I think it is human nature. You have something new and there is that instinct to jump right in to use, play, explore and do something with this new, in our case, electronic health record (EHR) software. You’ve signed the contract and everyone in your medical office is finally onboard and excited to implement the new EHR. One word of advice. Breathe. This is a transition and slow but steady will win the race.
A productive initial call with your implementation team is key.
This will set the stage for the entire process. Do not rush this call and schedule the call when you have representation from each of the stakeholders – front desk, scheduling, clinical staff, non-clinical support staff, billing etc. During this call, plan to mutually agree upon the tasks and responsibilities for the complete implementation. Review the list of documents that are necessary to transition your world into the new domain. Discuss the timeline for converting your individual patient forms and documents as well as the timeline for your data migration based on information gathered during your pre-contract call with your existing EHR vendor.
Don't assume anything. Communicate everything.
Communication is critical during this transition period. That goes without saying but is an example of communicating the obvious. Do not assume anything. For example, do not assume that your top private insurance companies will be included in the EDI/ERA enrollment process if you do not share that list with your implementation team. Request a standing status conference call and schedule those calls for the duration of the implementation. Demonstrate to everyone in your practice and to the new vendor that this project is a priority and will not fall between the cracks.
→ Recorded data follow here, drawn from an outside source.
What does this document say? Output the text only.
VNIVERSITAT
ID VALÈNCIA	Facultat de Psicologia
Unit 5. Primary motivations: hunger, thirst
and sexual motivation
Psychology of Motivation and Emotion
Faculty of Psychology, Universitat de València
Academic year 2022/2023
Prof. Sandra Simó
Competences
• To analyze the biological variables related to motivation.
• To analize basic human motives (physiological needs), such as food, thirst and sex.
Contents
The timeline fluctuates based on events out of your control. It happens, but should be closely monitored and communicated to the team. If there is a delay in the enrollment with Medicare, this will impact your ability to fully transition to the new system. Adjust the dates and expectations of your team accordingly.
Determine what is mission critical.
Determine what is mission critical vs. what would be a great enhancement. Accept that you can transition to a new software without 110% of your wish list available on day one. Realize that the best way to learn and adapt to a new workflow is to dive in and use the new workflow. Register live patients, document in the templates provided, complete the billing process – more than once. It will feel awkward because it is different. You’ve chosen a vendor dedicated to your specialty, give them the benefit of the doubt that they may have recommendations and updates based on the best practice they’ve seen across a couple hundred practices. What’s the old commercial, “try it, you’ll like it!”
Failing to plan is planning to fail.
As the transition date approaches, double check your contingency plans. Every hospital and clinic have “downtime” processes. The new self-service electronic check-in will be life changing – but if the tablet doesn’t launch for the first patient, what is your alternative? Have you asked staff to schedule themselves as the first patient for each provider on that first morning? Did they check-in for their appointment 15 minutes before your first real patient? If the application for the credit card scanner doesn’t work in one location despite efficiently working everywhere else, how will you collect payments at that one spot? Did you practice a $1.00 copayment at each station before that first real appointment? The first week that the practice fully transitions to the new software, remember to be kind to yourself and your staff. Do not overbook appointments. Do not book to 100% capacity. If you will allow for a small learning curve, your patients will not experience any blip in the quality of care you provide. Your implementation will only fail, when you fail to plan.